Тогда Цветухин рассказал о своём намерении Пастухову.
— Очень хорошо, — сказал Пастухов, не долго думая и только приглядываясь к другу. — Поедем. А потом позавтракаем. Под редисочку.
— Я настрою Мефодия, он приготовит, — обрадовался Егор Павлович, — он там от ночлежки поблизости живёт. Поедем!
3
Взобравшись на второй этаж, гости очутились в большой комнате, тесно заставленной нарами. Аночка пробежала вперёд, к розовой ситцевой занавеске, отделявшей дальний угол, и юркнула за неё. Цветухин и Пастухов внимательно озирались.

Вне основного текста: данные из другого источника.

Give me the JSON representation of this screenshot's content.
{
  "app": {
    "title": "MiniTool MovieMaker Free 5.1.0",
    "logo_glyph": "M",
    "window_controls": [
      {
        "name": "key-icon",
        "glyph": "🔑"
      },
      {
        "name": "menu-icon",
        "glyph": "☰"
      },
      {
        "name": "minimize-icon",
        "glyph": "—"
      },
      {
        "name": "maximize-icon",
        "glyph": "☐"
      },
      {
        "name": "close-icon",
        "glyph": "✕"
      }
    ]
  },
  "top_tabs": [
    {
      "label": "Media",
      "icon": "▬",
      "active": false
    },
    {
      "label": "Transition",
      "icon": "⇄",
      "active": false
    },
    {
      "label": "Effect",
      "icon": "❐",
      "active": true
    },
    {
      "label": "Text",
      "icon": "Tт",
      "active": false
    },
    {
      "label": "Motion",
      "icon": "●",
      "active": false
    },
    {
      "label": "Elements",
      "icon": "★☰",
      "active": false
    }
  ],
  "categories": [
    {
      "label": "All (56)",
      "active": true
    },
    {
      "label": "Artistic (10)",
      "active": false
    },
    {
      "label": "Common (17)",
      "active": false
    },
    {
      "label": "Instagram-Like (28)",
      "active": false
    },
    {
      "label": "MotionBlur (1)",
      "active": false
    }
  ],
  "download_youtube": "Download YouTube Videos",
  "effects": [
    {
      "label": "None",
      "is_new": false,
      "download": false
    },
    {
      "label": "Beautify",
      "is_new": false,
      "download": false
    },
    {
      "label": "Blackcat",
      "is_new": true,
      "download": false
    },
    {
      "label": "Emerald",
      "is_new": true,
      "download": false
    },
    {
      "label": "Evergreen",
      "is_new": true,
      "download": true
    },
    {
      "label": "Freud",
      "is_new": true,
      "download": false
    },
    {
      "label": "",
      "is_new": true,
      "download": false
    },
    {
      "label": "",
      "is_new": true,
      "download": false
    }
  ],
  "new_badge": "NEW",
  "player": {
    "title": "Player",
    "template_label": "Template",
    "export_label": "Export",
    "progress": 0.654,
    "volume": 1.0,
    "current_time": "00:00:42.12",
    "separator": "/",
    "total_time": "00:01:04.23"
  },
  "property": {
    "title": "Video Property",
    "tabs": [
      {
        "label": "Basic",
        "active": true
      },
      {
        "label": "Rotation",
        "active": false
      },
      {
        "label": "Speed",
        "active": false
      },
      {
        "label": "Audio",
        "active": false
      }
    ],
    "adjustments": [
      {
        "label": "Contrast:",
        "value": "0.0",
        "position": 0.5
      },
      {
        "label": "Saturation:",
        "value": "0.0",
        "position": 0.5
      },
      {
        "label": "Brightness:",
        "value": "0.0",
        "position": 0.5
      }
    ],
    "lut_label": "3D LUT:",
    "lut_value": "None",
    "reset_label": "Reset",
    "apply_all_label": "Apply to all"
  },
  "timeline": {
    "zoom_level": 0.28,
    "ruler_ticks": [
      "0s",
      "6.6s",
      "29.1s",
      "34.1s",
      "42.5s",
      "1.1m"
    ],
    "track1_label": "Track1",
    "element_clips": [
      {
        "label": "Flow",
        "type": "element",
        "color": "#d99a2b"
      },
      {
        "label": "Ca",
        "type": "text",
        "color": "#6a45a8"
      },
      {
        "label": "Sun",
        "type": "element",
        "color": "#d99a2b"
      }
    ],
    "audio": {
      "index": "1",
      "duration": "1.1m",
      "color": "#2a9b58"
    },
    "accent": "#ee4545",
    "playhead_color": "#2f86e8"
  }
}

Комната освещалась обильно, промытые к празднику окна открывали огромный размах неба в ярко-белых облачках и ту стеклянную дорогу, что лежала поперёк Волги, от берега к берегу. Но свет не веселил эти покои нищеты, а только безжалостно оголял их убогое и словно омертвевшее неряшество — вороха отрепья, ведра с промятыми боками, чаплашки, рассованные по углам. Видно было, что скарб этот здесь презирался, но был нужен и с ним не могли расстаться.
У окна женщина в нижней сорочке старательно вычёсывала голову, свесив на колени глянцевые русые волосы. У другого окна зычно храпел на нарах оборванец, раскинув босые ноги и руки — жёлтыми бугристыми ладонями вверх. Голову его покрывала дырявая жилетка, наверно от мух.
— Царь природы, — сказал Пастухов, обмерив его медленным взглядом.
— Неудачное время: пустота, — сказал Цветухин.
Розовая занавеска тревожно приоткрылась, чей-то глаз сверкнул в щёлке и тотчас исчез. Цветухин остановился перед занавеской и, с почтительной улыбкой, беззвучно постучал в колыхнувшийся ситец, как в дверь.
— Можно войти?
Низенькая большеглазая женщина, перетирая мокрым фартуком бело-розовые сморщенные пальцы, стояла за корытом, с одного края наполненным мыльной пеной, с другого — горою разноцветных лоскутов. Рядом с ней Аночка усердно раскачивала люльку с братиком, который по-прежнему орал. Приподнявшись на локоть и свесив одну ногу с нар, хмуро глядел на вошедших широкий в груди и плечах, мягкотелый мужик, похожий на Самсона. Он был волосат, светлые кудри на голове, колечки бороды и усов, пронизанные светом окна, казались мочального цвета, были тонки и шевелились от каждого его грузного вздоха.